A finales de los 50 dio el primer aviso, al interpretar a una moderna muchacha americana que viaja a Europa, concretamente a París, a beber directamente de las fuentes del enfaticalismo (Una cara con ángel, 1957, Stanley Donen). Y en 1961 nos enamora a todos con su Holy Golightly, un espíritu libre, tierno, vulnerable, un animalillo salvaje y falto de cariño. Una profesional aparentemente frívola y alocada, pero con la serena lucidez de los supervivientes. La sofisticada jovencita que busca paz y sosiego frente al escaparate de Tiffany's ("aquí nada malo puede pasar"). La disipada que duerme con antifaz. La Dama Digna que se pinta los labios para encajar con entereza y clase una mala noticia.
En Charada (1963, Stanley Donen), juega al romance y al thriller de suspense hitchcockiano y consigue ganar a todos. Seduce a todo un Cary Grant y evita la carcajada frente a una atinada colección de malos, hilarantes y paródicos (Walter Matthau, James Coburn, George Kennedy).
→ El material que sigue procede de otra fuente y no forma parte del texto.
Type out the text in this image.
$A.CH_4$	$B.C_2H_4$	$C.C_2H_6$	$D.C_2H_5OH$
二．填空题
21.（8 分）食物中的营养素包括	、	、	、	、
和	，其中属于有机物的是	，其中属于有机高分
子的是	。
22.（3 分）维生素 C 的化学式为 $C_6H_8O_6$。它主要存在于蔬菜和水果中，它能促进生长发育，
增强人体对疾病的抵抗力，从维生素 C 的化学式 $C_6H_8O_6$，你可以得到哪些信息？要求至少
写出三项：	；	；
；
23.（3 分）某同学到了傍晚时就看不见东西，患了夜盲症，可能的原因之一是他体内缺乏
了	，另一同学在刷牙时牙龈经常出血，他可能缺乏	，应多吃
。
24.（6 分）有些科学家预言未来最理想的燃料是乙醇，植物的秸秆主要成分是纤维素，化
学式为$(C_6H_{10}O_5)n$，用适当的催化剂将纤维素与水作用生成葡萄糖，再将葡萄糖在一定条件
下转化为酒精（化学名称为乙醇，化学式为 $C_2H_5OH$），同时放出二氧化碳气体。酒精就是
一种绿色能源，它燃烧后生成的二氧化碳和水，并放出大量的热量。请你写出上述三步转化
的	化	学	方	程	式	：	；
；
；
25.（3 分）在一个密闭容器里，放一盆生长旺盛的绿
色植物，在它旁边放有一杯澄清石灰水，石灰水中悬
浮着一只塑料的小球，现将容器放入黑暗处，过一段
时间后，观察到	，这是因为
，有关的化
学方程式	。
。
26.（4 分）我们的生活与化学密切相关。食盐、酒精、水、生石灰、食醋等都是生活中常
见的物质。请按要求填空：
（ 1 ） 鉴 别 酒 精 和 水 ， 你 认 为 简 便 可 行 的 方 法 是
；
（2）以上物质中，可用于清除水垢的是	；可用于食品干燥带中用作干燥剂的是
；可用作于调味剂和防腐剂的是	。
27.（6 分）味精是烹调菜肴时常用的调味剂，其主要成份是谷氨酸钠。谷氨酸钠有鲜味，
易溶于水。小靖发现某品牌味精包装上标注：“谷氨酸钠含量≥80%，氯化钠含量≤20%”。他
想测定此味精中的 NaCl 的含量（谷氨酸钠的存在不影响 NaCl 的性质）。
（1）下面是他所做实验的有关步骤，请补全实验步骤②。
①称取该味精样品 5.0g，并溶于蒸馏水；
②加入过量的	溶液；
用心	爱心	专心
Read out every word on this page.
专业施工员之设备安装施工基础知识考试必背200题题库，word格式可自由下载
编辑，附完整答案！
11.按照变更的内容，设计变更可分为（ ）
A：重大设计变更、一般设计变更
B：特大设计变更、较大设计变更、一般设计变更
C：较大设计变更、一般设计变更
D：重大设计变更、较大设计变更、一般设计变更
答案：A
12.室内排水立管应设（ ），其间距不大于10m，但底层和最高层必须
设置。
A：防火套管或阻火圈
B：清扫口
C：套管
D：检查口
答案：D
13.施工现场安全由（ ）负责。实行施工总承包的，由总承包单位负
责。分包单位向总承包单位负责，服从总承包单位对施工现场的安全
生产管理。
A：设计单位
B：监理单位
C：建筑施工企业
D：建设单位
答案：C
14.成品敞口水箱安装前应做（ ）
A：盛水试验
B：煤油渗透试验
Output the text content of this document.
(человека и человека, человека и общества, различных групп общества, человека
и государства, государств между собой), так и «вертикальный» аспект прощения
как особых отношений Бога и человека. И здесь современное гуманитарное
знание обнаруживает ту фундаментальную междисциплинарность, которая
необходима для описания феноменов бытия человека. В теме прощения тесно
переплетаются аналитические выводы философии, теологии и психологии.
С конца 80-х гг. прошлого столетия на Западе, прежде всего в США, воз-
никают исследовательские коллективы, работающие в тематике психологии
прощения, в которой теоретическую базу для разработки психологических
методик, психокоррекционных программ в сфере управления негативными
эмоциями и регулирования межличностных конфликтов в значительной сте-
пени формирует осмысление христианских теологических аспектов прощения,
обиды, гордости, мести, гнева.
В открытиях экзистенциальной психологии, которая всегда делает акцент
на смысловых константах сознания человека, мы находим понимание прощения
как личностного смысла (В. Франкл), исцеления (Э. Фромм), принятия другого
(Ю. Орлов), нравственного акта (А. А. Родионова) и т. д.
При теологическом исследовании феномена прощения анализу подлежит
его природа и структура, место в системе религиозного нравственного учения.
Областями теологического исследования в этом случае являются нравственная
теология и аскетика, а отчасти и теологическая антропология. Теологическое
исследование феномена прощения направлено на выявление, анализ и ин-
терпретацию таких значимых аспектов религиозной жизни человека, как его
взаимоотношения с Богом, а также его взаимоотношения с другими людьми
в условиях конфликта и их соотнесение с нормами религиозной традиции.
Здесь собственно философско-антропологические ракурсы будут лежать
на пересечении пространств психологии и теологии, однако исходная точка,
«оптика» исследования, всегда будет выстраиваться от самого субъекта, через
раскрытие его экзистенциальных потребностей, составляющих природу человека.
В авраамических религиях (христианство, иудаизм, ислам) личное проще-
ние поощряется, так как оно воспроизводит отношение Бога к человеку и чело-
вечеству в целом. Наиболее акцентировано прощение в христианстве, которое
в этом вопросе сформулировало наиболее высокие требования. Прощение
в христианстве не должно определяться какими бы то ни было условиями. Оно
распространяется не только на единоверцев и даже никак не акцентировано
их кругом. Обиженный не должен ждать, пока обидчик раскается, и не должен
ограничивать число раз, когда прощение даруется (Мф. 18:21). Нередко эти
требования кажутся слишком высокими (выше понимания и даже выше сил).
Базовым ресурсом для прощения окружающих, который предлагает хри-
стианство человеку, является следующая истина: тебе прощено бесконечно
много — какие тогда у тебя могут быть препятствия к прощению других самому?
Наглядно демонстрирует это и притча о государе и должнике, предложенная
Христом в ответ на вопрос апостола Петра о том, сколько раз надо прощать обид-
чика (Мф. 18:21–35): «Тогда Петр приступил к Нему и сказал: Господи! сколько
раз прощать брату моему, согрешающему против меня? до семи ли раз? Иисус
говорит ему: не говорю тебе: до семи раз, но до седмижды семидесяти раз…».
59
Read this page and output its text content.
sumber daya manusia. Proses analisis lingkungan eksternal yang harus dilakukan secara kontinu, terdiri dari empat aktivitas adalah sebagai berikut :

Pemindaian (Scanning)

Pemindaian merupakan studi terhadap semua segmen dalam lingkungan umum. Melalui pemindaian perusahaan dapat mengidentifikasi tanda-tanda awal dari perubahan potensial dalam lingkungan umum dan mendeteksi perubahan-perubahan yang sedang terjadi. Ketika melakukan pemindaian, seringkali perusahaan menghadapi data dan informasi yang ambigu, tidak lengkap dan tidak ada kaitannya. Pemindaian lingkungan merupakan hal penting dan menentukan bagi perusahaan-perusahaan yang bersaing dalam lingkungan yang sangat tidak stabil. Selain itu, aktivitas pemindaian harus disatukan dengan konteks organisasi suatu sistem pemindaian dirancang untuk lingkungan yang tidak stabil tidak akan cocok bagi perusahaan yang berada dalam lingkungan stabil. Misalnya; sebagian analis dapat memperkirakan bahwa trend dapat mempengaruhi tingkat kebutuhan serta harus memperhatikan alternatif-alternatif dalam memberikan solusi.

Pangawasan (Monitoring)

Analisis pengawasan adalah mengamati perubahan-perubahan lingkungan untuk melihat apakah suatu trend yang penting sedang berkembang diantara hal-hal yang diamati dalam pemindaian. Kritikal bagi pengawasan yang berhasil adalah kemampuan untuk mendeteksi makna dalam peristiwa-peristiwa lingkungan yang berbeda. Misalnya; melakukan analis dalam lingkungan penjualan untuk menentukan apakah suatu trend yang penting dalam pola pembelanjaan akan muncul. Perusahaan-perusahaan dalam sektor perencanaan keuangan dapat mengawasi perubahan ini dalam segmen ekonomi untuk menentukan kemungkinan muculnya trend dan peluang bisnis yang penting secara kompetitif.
En París, por supuesto.
En 1964 estira los registros de su flexible talento para el drama y la comedia al otorgar idéntica credibilidad y fuerza expresiva a una sucia e ignorante florista cockney y a un modelo de muchacha casadera de la mejor familia victoriana de Belgrave Square, con el carácter y determinación suficientes para exigir respeto y reconocimiento a su insensible preceptor (My Fair Lady, George Cukor).
Al año siguiente vuelve a París y encarna a una muchacha enredona y liante, en una burbuja intrascendente y menor, Cómo robar un millón y... (William Wyler). También tiene tiempo para embrujar al terso galán de la Era Pop, Peter O'Toole.
Y en 1966 enciende las alarmas en la imprescindible Dos en la carretera (Stanley Donen). La diversión de los 60 comienza a agotarse. La Musa se ha hecho adulta, se plantea peros y porqués. Reflexiona en voz alta, se analiza. La dulzura de la despreocupación ya no enmascara totalmente el amargor de la resaca. Ha llegado la hora de asumir con madurez las primeras arrugas (en la cara) y los primeros achaques (en el alma).
Audrey sigue con fidelidad y presteza los vaivenes de la época. Por eso, siempre la recordaremos, con su vestuario de Hubert de Givenchy, sus ray-ban y esos sombreros extremos e insólitos que sólo ella podía llevar. Audrey Hepburn, el Ángel de los 60. Un ángel con sexo, eso sí.